10 de fevereiro de 2010

Dee-oh-double gee e R Kelly saem de minhas toscas caixinhas de som do computador. Apesar do resto da música não ter nada a ver, sinto como se fosse pra mim toda vez que eles repetem “thaaatz that!”. Sei lá, as coisas simplesmente parecem bem, apesar dos eventuais pesares, e é isso aí.

Segunda-feira fui à USP fazer minha matrícula; voltei morta do trote! De cansada e de feliz! Um dia inteiro de fila, tinta (ui, que nojinho! Mas sem tinta não tem graça!), fazendo a pedinte no Butantã (alguém me viu?) e o merecido bar com os veteranos. Só não to mais ansiosa pra que as aulas comecem porque motivos de força maior exigem que o tempo após quinta-feira passe o mais devagar possível!

Ontem arrumei minhas gavetas de papel. Como sempre, assim-assim, né?
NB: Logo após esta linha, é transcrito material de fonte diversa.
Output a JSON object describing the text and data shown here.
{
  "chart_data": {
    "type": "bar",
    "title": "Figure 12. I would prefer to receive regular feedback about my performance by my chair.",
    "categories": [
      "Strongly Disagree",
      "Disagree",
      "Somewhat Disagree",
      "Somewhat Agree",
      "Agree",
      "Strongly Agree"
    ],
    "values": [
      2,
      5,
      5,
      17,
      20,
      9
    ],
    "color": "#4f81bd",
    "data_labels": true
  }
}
Já foi grande coisa me desapegar das provas de colégio. Só guardei as de Literatura (pra comparar no futuro com meus ensaios e críticas, claro!), redações e enfiei os recadinhos na caixa sobre a estante. Achei uma coisinha que escrevi enquanto esperava a abertura dos portões pro segundo dia da segunda fase da Fuvest:

Diversos tamanhos e formas de gentes
Assentadas em cimento quente
Esperando a prova começar

Mamães munidas de suas Pliage
A prole, de apostilas sei-lá-do-quê
E insetos, sem ninguém perceber, a copular

Tosquinho, eu sei. Agora vou parar de comer balas de goma em formato de ursinho antes que ganhe 20 quilos, ouvir músicas antigas da Britney Spears e fazer as unhas. Amanhã ou depois tem novidade (depende do meu humor e do meu tempo). Beijos.


Aufklärung

04 de fevereiro de 2010

Estava absurdamente quente. Havia muito o que fazer pra preparar o brunch no dia seguinte. De repente, fogos de artifício estouram à minha vista, da janela da cozinha. Olho o relógio: é passada a meia-noite. Mais uma volta ao redor do Sol.

Sei que ao menos uma das minhas resoluções para o ano passado foi cumprida. Ganhei o que mais queria de presente de mim mesma.

Itajaí está quente tal um inferno dantesco, “Maria vai com as outras” toca repetidamente em minha cabeça, carnaval está aí, logo 2010 começa de verdade.